Here is another excerpt from my new book, Software Security: Building Security In..
An Example: Java Card Security Testing
Doing effective security testing requires experience and knowledge. Examples and case studies like the one I present here are thus useful tools for understanding the approach.
In an effort to enhance payment cards with new functionality—such as the ability to provide secure cardholder identification or remember personal references—many credit-card companies are turning to multi-application smart cards. These cards use resident software applications to process and store thousands of times more information than traditional magnetic-stripe cards.
Security and fraud issues are critical concerns for the financial institutions and merchants spearheading smart-card adoption. By developing and deploying smart-card technology, credit-card companies provide important new tools in the effort to lower fraud and abuse. For instance, smart cards typically use a sophisticated crypto system to authenticate transactions and verify the identities of the cardholder and issuing bank. However, protecting against fraud and maintaining security and privacy are both very complex problems because of the rapidly evolving nature of smart-card technology.
The security community has been involved in security risk analysis and mitigation for Open Platform (now known as Global Platform, or GP) and Java Card since early 1997. Because product security is an essential aspect of credit-card companies’ brand protection regimen, companies like Visa and MasterCard spend plenty of time and effort on security testing and risk analysis. One central finding emphasizes the importance of testing particular vendor implementations according to our two testing categories: adherence to functional security design and proper behavior under particular attacks motivated by security risks.
The latter category, adversarial security testing (linked directly to risk analysis findings), ensures that cards can perform securely in the field even when under attack. Risk analysis results can be used to guide manual security testing. As an example, consider the risk that, as designed, the object-sharing mechanism in Java Card is complex and thus is likely to suffer from security-critical implementation errors on any given manufacturer’s card. Testing for this sort of risk involves creating and manipulating stored objects where sharing is involved. Given a technical description of this risk, building specific probing tests is possible.
Automating Security Testing
Over the years, Cigital has been involved in several projects that have identified architectural risks in the GP/Java Card platform, suggested several design improvements, and designed and built automated security tests for final products (each of which has multiple vendors).
Several years ago, we began developing an automated security test framework for GP cards built on Java Card 2.1.1 and based on extensive risk analysis results. The end result is a sophisticated test framework that runs with minimal human intervention and results in a qualitative security testing analysis of a sample smart card. This automated framework is now in use at MasterCard and the U.S. National Security Agency.
The first test set, the functional security test suite, directly probes low-level card security functionality. It includes automated testing of class codes, available commands, and crypto functionality. This test suite also actively probes for inappropriate card behavior of the sort that can lead to security compromise.

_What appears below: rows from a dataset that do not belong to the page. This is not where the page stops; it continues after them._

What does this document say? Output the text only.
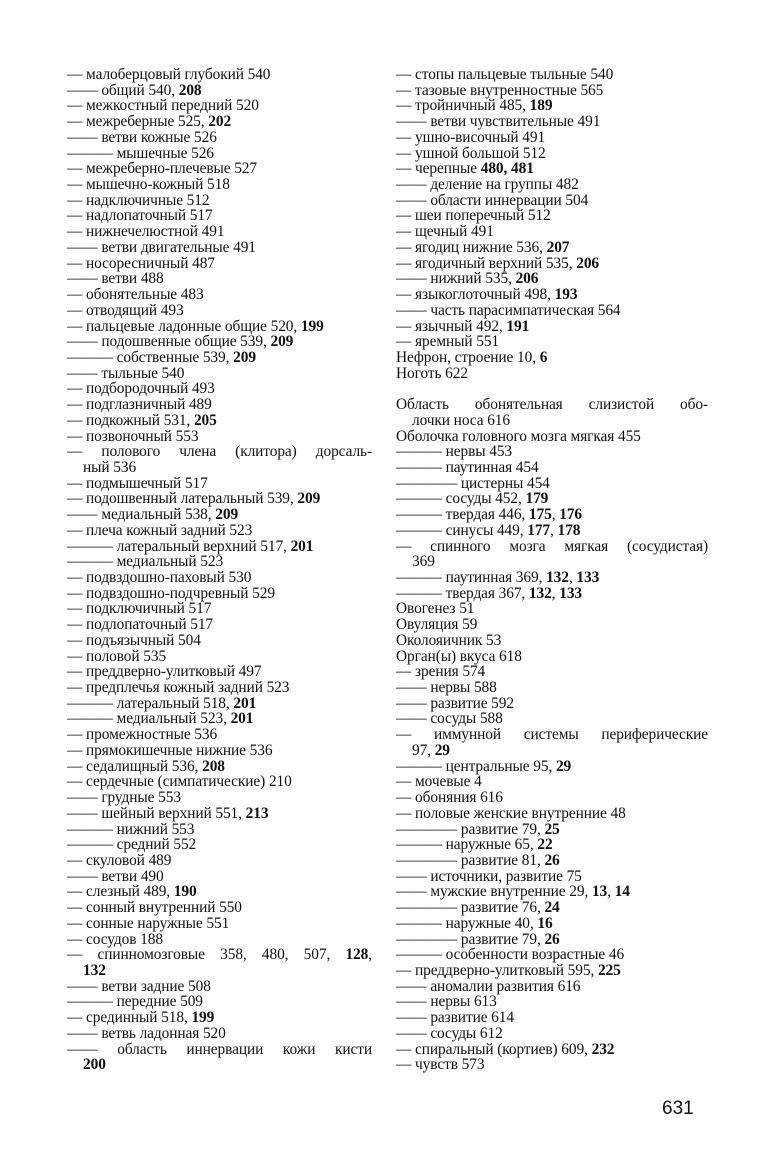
— малоберцовый глубокий 540
—— общий 540, 208
— межкостный передний 520
— межреберные 525, 202
—— ветви кожные 526
——— мышечные 526
— межреберно-плечевые 527
— мышечно-кожный 518
— надключичные 512
— надлопаточный 517
— нижнечелюстной 491
—— ветви двигательные 491
— носоресничный 487
—— ветви 488
— обонятельные 483
— отводящий 493
— пальцевые ладонные общие 520, 199
—— подошвенные общие 539, 209
——— собственные 539, 209
—— тыльные 540
— подбородочный 493
— подглазничный 489
— подкожный 531, 205
— позвоночный 553
— полового члена (клитора) дорсаль-
ный 536
— подмышечный 517
— подошвенный латеральный 539, 209
—— медиальный 538, 209
— плеча кожный задний 523
——— латеральный верхний 517, 201
——— медиальный 523
— подвздошно-паховый 530
— подвздошно-подчревный 529
— подключичный 517
— подлопаточный 517
— подъязычный 504
— половой 535
— преддверно-улитковый 497
— предплечья кожный задний 523
——— латеральный 518, 201
——— медиальный 523, 201
— промежностные 536
— прямокишечные нижние 536
— седалищный 536, 208
— сердечные (симпатические) 210
—— грудные 553
—— шейный верхний 551, 213
——— нижний 553
——— средний 552
— скуловой 489
—— ветви 490
— слезный 489, 190
— сонный внутренний 550
— сонные наружные 551
— сосудов 188
— спинномозговые 358, 480, 507, 128,
132
—— ветви задние 508
——— передние 509
— срединный 518, 199
—— ветвь ладонная 520
—— область иннервации кожи кисти
200
— стопы пальцевые тыльные 540
— тазовые внутренностные 565
— тройничный 485, 189
—— ветви чувствительные 491
— ушно-височный 491
— ушной большой 512
— черепные 480, 481
—— деление на группы 482
—— области иннервации 504
— шеи поперечный 512
— щечный 491
— ягодиц нижние 536, 207
— ягодичный верхний 535, 206
—— нижний 535, 206
— языкоглоточный 498, 193
—— часть парасимпатическая 564
— язычный 492, 191
— яремный 551
Нефрон, строение 10, 6
Ноготь 622
Область обонятельная слизистой обо-
лочки носа 616
Оболочка головного мозга мягкая 455
——— нервы 453
——— паутинная 454
———— цистерны 454
——— сосуды 452, 179
——— твердая 446, 175, 176
——— синусы 449, 177, 178
— спинного мозга мягкая (сосудистая)
369
——— паутинная 369, 132, 133
——— твердая 367, 132, 133
Овогенез 51
Овуляция 59
Околояичник 53
Орган(ы) вкуса 618
— зрения 574
—— нервы 588
—— развитие 592
—— сосуды 588
— иммунной системы периферические
97, 29
——— центральные 95, 29
— мочевые 4
— обоняния 616
— половые женские внутренние 48
———— развитие 79, 25
——— наружные 65, 22
———— развитие 81, 26
—— источники, развитие 75
—— мужские внутренние 29, 13, 14
———— развитие 76, 24
——— наружные 40, 16
———— развитие 79, 26
——— особенности возрастные 46
— преддверно-улитковый 595, 225
—— аномалии развития 616
—— нервы 613
—— развитие 614
—— сосуды 612
— спиральный (кортиев) 609, 232
— чувств 573
631
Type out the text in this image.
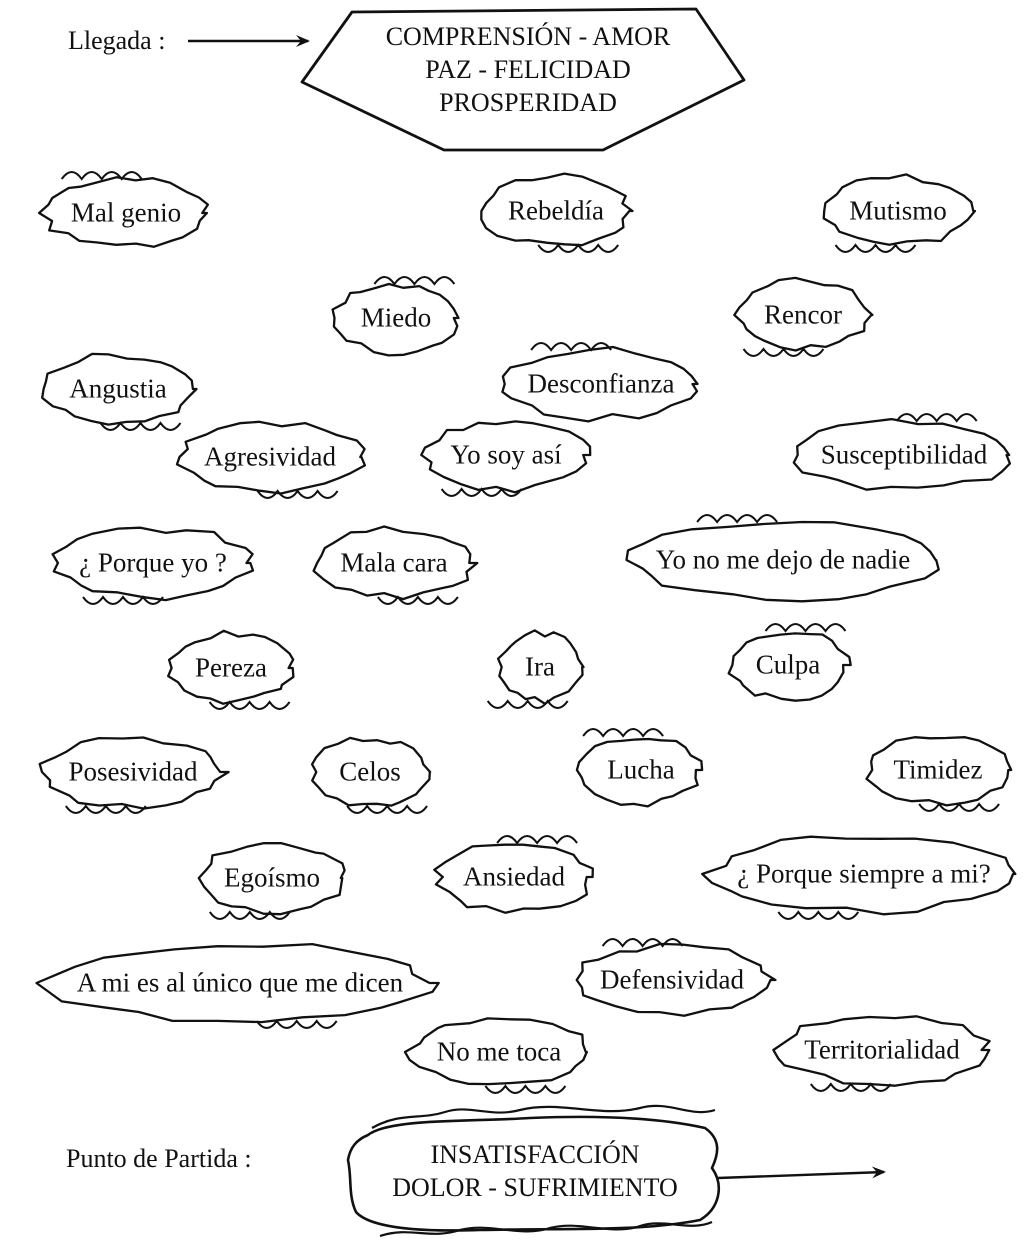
Llegada :	COMPRENSIÓN - AMOR
PAZ - FELICIDAD
PROSPERIDAD
Punto de Partida :	INSATISFACCIÓN
DOLOR - SUFRIMIENTO
Mal genio	Rebeldía	Mutismo
Miedo	Rencor
Angustia	Desconfianza
Agresividad	Yo soy así	Susceptibilidad
¿ Porque yo ?	Mala cara	Yo no me dejo de nadie
Pereza	Ira	Culpa
Posesividad	Celos	Lucha	Timidez
Egoísmo	Ansiedad	¿ Porque siempre a mi?
A mi es al único que me dicen	Defensividad
No me toca	Territorialidad
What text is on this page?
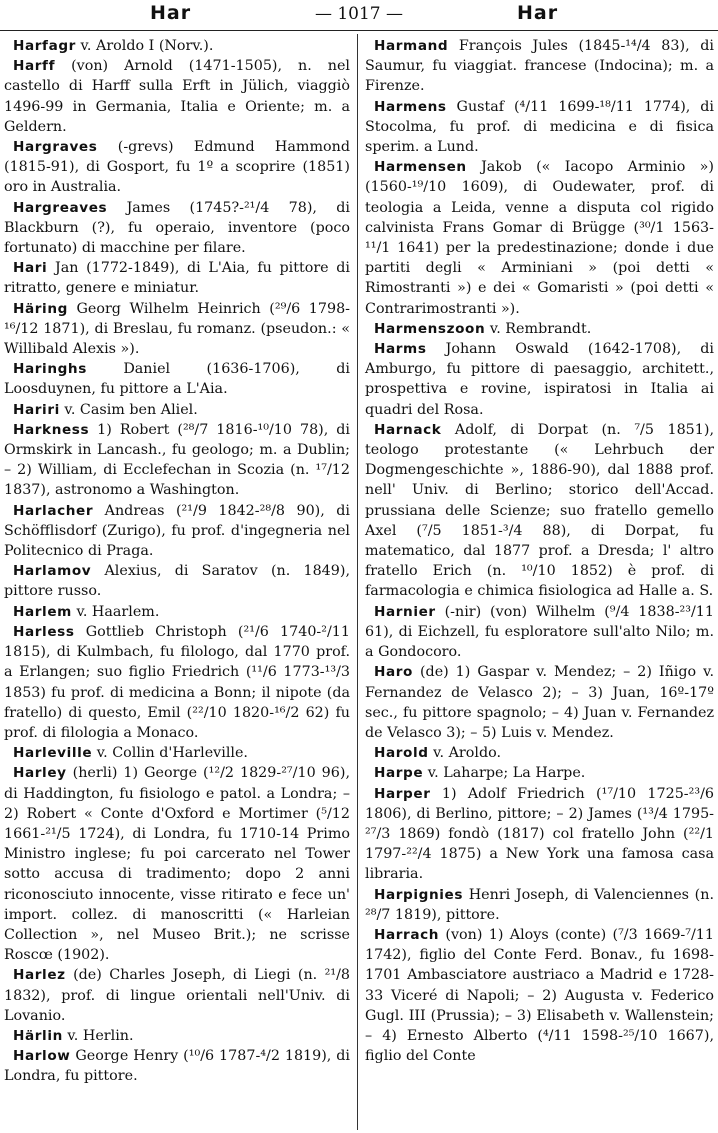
Har	— 1017 —	Har

Harfagr v. Aroldo I (Norv.).

Harff (von) Arnold (1471-1505), n. nel castello di Harff sulla Erft in Jülich, viaggiò 1496-99 in Germania, Italia e Oriente; m. a Geldern.

Hargraves (-grevs) Edmund Hammond (1815-91), di Gosport, fu 1º a scoprire (1851) oro in Australia.

Hargreaves James (1745?-²¹/4 78), di Blackburn (?), fu operaio, inventore (poco fortunato) di macchine per filare.

Hari Jan (1772-1849), di L'Aia, fu pittore di ritratto, genere e miniatur.

Häring Georg Wilhelm Heinrich (²⁹/6 1798-¹⁶/12 1871), di Breslau, fu romanz. (pseudon.: « Willibald Alexis »).

Haringhs Daniel (1636-1706), di Loosduynen, fu pittore a L'Aia.

Hariri v. Casim ben Aliel.

Harkness 1) Robert (²⁸/7 1816-¹⁰/10 78), di Ormskirk in Lancash., fu geologo; m. a Dublin; – 2) William, di Ecclefechan in Scozia (n. ¹⁷/12 1837), astronomo a Washington.

Harlacher Andreas (²¹/9 1842-²⁸/8 90), di Schöfflisdorf (Zurigo), fu prof. d'ingegneria nel Politecnico di Praga.

Harlamov Alexius, di Saratov (n. 1849), pittore russo.

Harlem v. Haarlem.

Harless Gottlieb Christoph (²¹/6 1740-²/11 1815), di Kulmbach, fu filologo, dal 1770 prof. a Erlangen; suo figlio Friedrich (¹¹/6 1773-¹³/3 1853) fu prof. di medicina a Bonn; il nipote (da fratello) di questo, Emil (²²/10 1820-¹⁶/2 62) fu prof. di filologia a Monaco.

Harleville v. Collin d'Harleville.

Harley (herli) 1) George (¹²/2 1829-²⁷/10 96), di Haddington, fu fisiologo e patol. a Londra; – 2) Robert « Conte d'Oxford e Mortimer (⁵/12 1661-²¹/5 1724), di Londra, fu 1710-14 Primo Ministro inglese; fu poi carcerato nel Tower sotto accusa di tradimento; dopo 2 anni riconosciuto innocente, visse ritirato e fece un' import. collez. di manoscritti (« Harleian Collection », nel Museo Brit.); ne scrisse Roscœ (1902).

Harlez (de) Charles Joseph, di Liegi (n. ²¹/8 1832), prof. di lingue orientali nell'Univ. di Lovanio.

Härlin v. Herlin.

Harlow George Henry (¹⁰/6 1787-⁴/2 1819), di Londra, fu pittore.

Harmand François Jules (1845-¹⁴/4 83), di Saumur, fu viaggiat. francese (Indocina); m. a Firenze.

Harmens Gustaf (⁴/11 1699-¹⁸/11 1774), di Stocolma, fu prof. di medicina e di fisica sperim. a Lund.

Harmensen Jakob (« Iacopo Arminio ») (1560-¹⁹/10 1609), di Oudewater, prof. di teologia a Leida, venne a disputa col rigido calvinista Frans Gomar di Brügge (³⁰/1 1563-¹¹/1 1641) per la predestinazione; donde i due partiti degli « Arminiani » (poi detti « Rimostranti ») e dei « Gomaristi » (poi detti « Contrarimostranti »).

Harmenszoon v. Rembrandt.

Harms Johann Oswald (1642-1708), di Amburgo, fu pittore di paesaggio, architett., prospettiva e rovine, ispiratosi in Italia ai quadri del Rosa.

Harnack Adolf, di Dorpat (n. ⁷/5 1851), teologo protestante (« Lehrbuch der Dogmengeschichte », 1886-90), dal 1888 prof. nell' Univ. di Berlino; storico dell'Accad. prussiana delle Scienze; suo fratello gemello Axel (⁷/5 1851-³/4 88), di Dorpat, fu matematico, dal 1877 prof. a Dresda; l' altro fratello Erich (n. ¹⁰/10 1852) è prof. di farmacologia e chimica fisiologica ad Halle a. S.

Harnier (-nir) (von) Wilhelm (⁹/4 1838-²³/11 61), di Eichzell, fu esploratore sull'alto Nilo; m. a Gondocoro.

Haro (de) 1) Gaspar v. Mendez; – 2) Iñigo v. Fernandez de Velasco 2); – 3) Juan, 16º-17º sec., fu pittore spagnolo; – 4) Juan v. Fernandez de Velasco 3); – 5) Luis v. Mendez.

Harold v. Aroldo.

Harpe v. Laharpe; La Harpe.

Harper 1) Adolf Friedrich (¹⁷/10 1725-²³/6 1806), di Berlino, pittore; – 2) James (¹³/4 1795-²⁷/3 1869) fondò (1817) col fratello John (²²/1 1797-²²/4 1875) a New York una famosa casa libraria.

Harpignies Henri Joseph, di Valenciennes (n. ²⁸/7 1819), pittore.

Harrach (von) 1) Aloys (conte) (⁷/3 1669-⁷/11 1742), figlio del Conte Ferd. Bonav., fu 1698-1701 Ambasciatore austriaco a Madrid e 1728-33 Viceré di Napoli; – 2) Augusta v. Federico Gugl. III (Prussia); – 3) Elisabeth v. Wallenstein; – 4) Ernesto Alberto (⁴/11 1598-²⁵/10 1667), figlio del Conte
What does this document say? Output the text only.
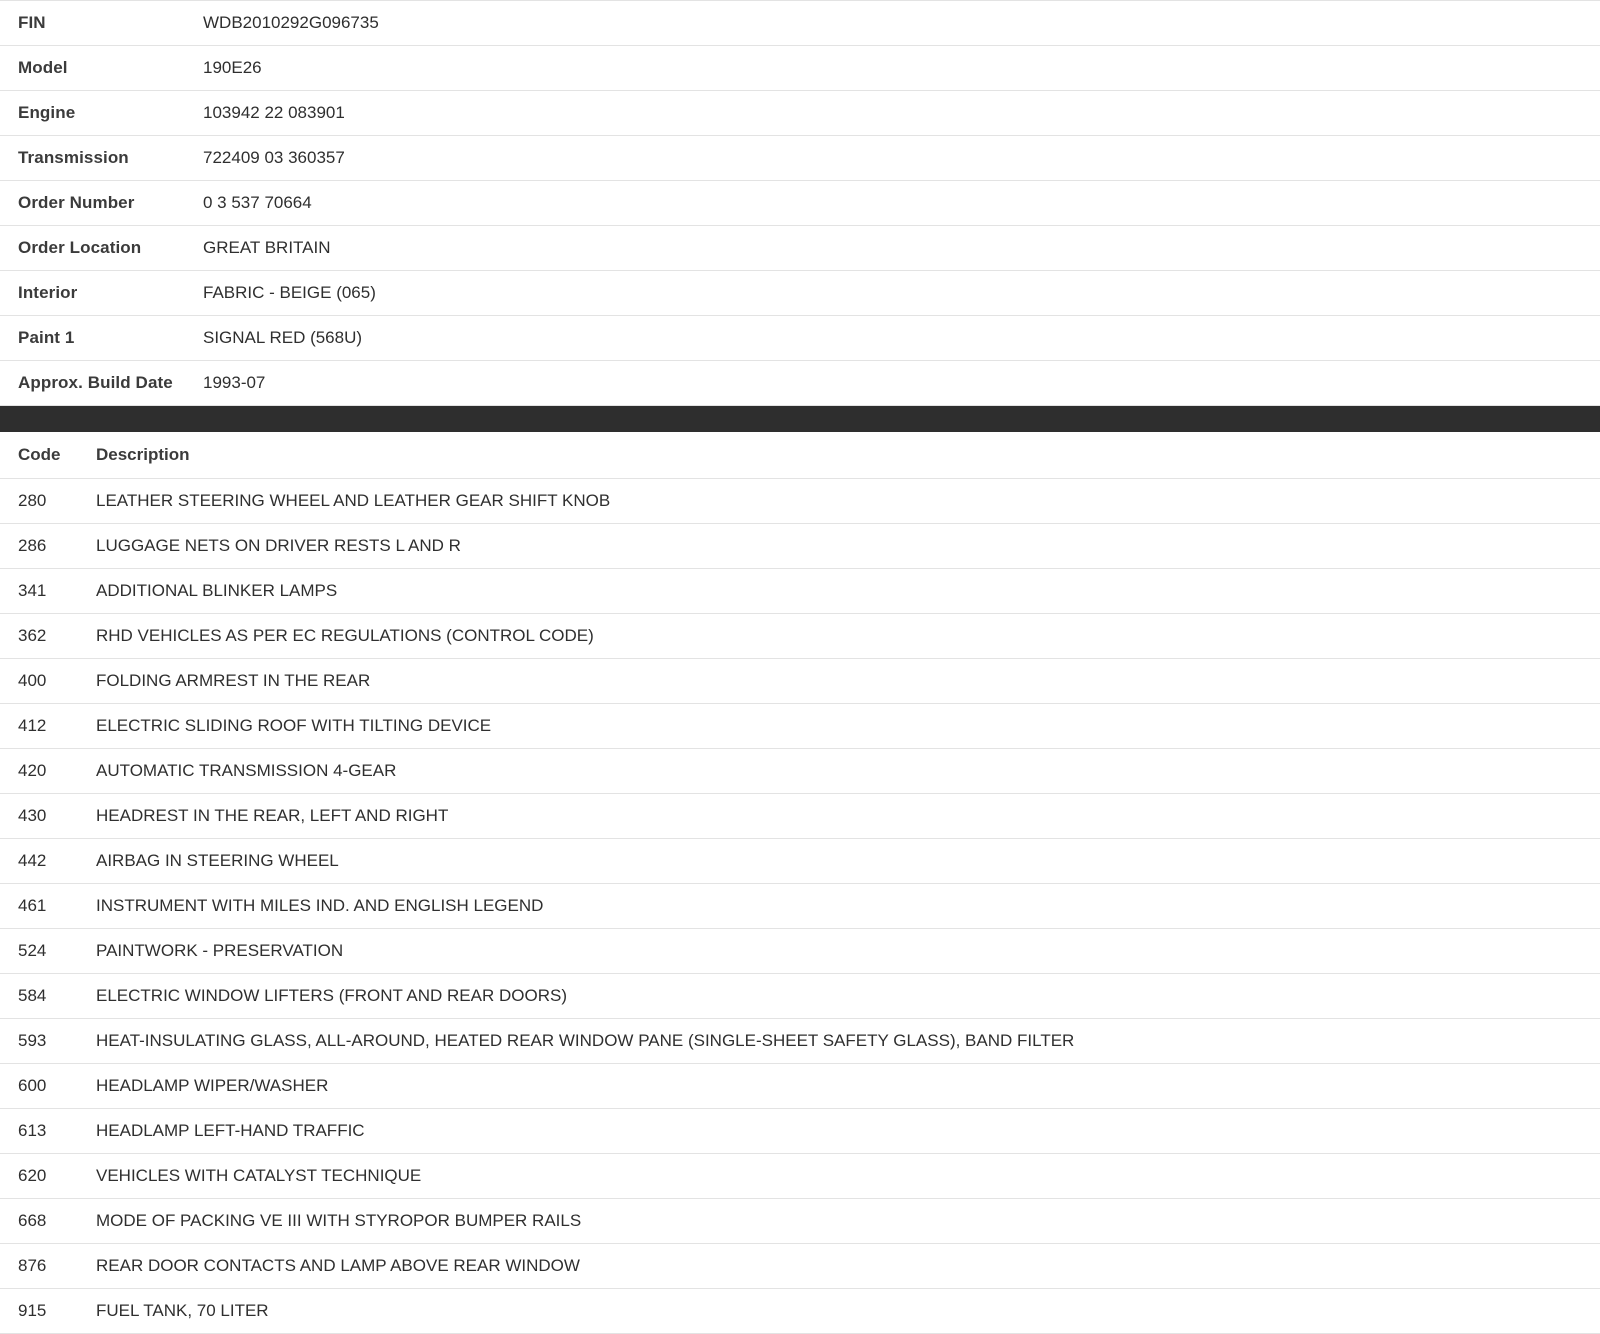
FIN	WDB2010292G096735
Model	190E26
Engine	103942 22 083901
Transmission	722409 03 360357
Order Number	0 3 537 70664
Order Location	GREAT BRITAIN
Interior	FABRIC - BEIGE (065)
Paint 1	SIGNAL RED (568U)
Approx. Build Date	1993-07
Code	Description
280	LEATHER STEERING WHEEL AND LEATHER GEAR SHIFT KNOB
286	LUGGAGE NETS ON DRIVER RESTS L AND R
341	ADDITIONAL BLINKER LAMPS
362	RHD VEHICLES AS PER EC REGULATIONS (CONTROL CODE)
400	FOLDING ARMREST IN THE REAR
412	ELECTRIC SLIDING ROOF WITH TILTING DEVICE
420	AUTOMATIC TRANSMISSION 4-GEAR
430	HEADREST IN THE REAR, LEFT AND RIGHT
442	AIRBAG IN STEERING WHEEL
461	INSTRUMENT WITH MILES IND. AND ENGLISH LEGEND
524	PAINTWORK - PRESERVATION
584	ELECTRIC WINDOW LIFTERS (FRONT AND REAR DOORS)
593	HEAT-INSULATING GLASS, ALL-AROUND, HEATED REAR WINDOW PANE (SINGLE-SHEET SAFETY GLASS), BAND FILTER
600	HEADLAMP WIPER/WASHER
613	HEADLAMP LEFT-HAND TRAFFIC
620	VEHICLES WITH CATALYST TECHNIQUE
668	MODE OF PACKING VE III WITH STYROPOR BUMPER RAILS
876	REAR DOOR CONTACTS AND LAMP ABOVE REAR WINDOW
915	FUEL TANK, 70 LITER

The second test set, the hostile applet test suite, is a sophisticated set of intentionally hostile Java Card applets designed to probe high-risk aspects of the GP on a Java Card implementation.
Results: Nonfunctional Security Testing Is Essential
Most cards tested with the automated test framework (but not all) pass all functional security tests, which we expect because smart-card vendors are diligent with functional testing (including security functionality). Because smart cards are complex embedded devices, vendors realize that exactly meeting functional requirements is an absolute necessity for customers to accept the cards. After all, they must perform properly worldwide.
However, every card submitted to the risk-based testing paradigm exhibited some manner of failure when tested with the hostile applet suite. Some failures pointed directly to critical security vulnerabilities on the card; others were less specific and required further exploration to determine the card’s true security posture.
As an example, consider that risk analysis of Java Card’s design documents indicates that proper implementation of atomic transaction processing is critical for maintaining a secure card. Java Card has the capability of defining transaction boundaries to ensure that if a transaction fails, data roll back to a pre-transaction state. In the event that transaction processing fails, transactions can go into any number of possible states, depending on what the applet was attempting. In the case of a stored-value card, bad transaction processing could allow an attacker to “print money†by forcing the card to roll back value counters while actually purchasing goods or services. This is called a “torn transaction” attack in credit-card risk lingo.
When creating risk-based tests to probe transaction processing, we directly exercised transaction-processing error handling by simulating an attacker attempting to violate a transaction—specifically, transactions were aborted or never committed, transaction buffers were completely filled, and transactions were nested (a no-no according to the Java Card specification). These tests were not based strictly on the card’s functionality—instead, security test engineers intentionally created them, thinking like an attacker given the results of a risk analysis.
Several real-world cards failed subsets of the transaction tests. The vulnerabilities discovered as a result of these tests would allow an attacker to terminate a transaction in a potentially advantageous manner—a critical test failure that wouldn’t have been uncovered under normal functional security testing. Fielding cards with these vulnerabilities would allow an attacker to execute successful attacks on live cards issued to the public. Because of proper risk-based security testing, the vendors were notified of the problems and corrected the code responsible before release.